Reviewed Jun. 1, 2014

"This was such a fun and different way to use rhubarb! I used spareribs instead of country, which may have thrown off the cooking time - at 2 1/2 hours, they were cooked through and tender but not falling off the bone. The sauce thinned out quite a bit in the oven so I will probably reserve some next time to serve with the ribs. Delicious, I can see this being one of those recipes everyone waits all year for."

Reviewed Apr. 29, 2014

"Loved, loved the flavor. A repairmen came right when the two hours were up, but I did not turn the oven off.

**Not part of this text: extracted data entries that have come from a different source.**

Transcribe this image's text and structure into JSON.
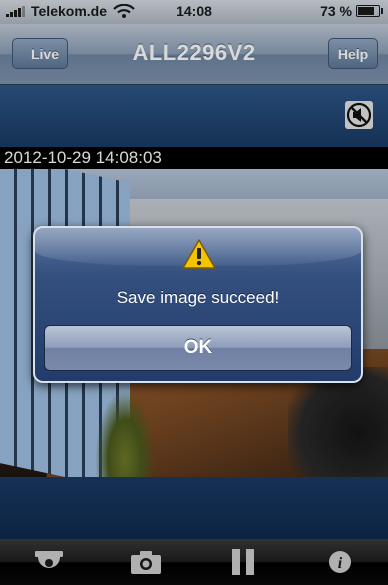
{
  "status_bar": {
    "carrier": "Telekom.de",
    "time": "14:08",
    "battery": "73 %",
    "battery_level": 0.73,
    "signal_icon": "signal-bars-icon",
    "wifi_icon": "wifi-icon",
    "battery_icon": "battery-icon"
  },
  "nav": {
    "back_label": "Live",
    "title": "ALL2296V2",
    "help_label": "Help"
  },
  "camera": {
    "mute_icon": "speaker-muted-icon",
    "timestamp": "2012-10-29 14:08:03"
  },
  "alert": {
    "icon": "warning-icon",
    "message": "Save image succeed!",
    "ok_label": "OK"
  },
  "toolbar": {
    "items": [
      {
        "icon": "ptz-camera-icon"
      },
      {
        "icon": "camera-icon"
      },
      {
        "icon": "pause-icon"
      },
      {
        "icon": "info-icon"
      }
    ]
  },
  "colors": {
    "nav_bar": "#7d93ad",
    "video_background": "#1a3a64",
    "alert_background": "#34507f",
    "toolbar": "#1d1d1d",
    "warning": "#f5c400"
  }
}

As soon as he left a couple of friends dropped in and would not eat with us, so in the meantime, I am worrying they are lanquishing and are way overcooked. Two hours later were able to eat and they were still delicious!!! I do think they would have been even better 2 hours earlier. Definitely will try again!! I think they would also be good with chipotle peppers in adobe sauce. Field Editor"

Reviewed Apr. 1, 2014

"Oh WOW...I made this yesterday and am SO IMPRESSED!!! It's WONDERFUL!!! I personally feel you should always try a recipe just as written, but I don't much care for onions...and my pup was sharing (I know i know..) and onions are a nono for dogs. So I left them out...But if i was to make it without sharing I would grate the onion in. (I love the flavor not the crunch) I also can't do spicy due to health constraints so didnt use the red pepper flakes. Everything else was just as written, and i DO think the onion would make it even more flavorful!!Tip..I dont drink I got 2 of the small sample bottles of Devils Cut from Jim Beam and it was EXACTLY 1/2 cup. they are 99 cents a piece..much cheaper than buying a whole bottle."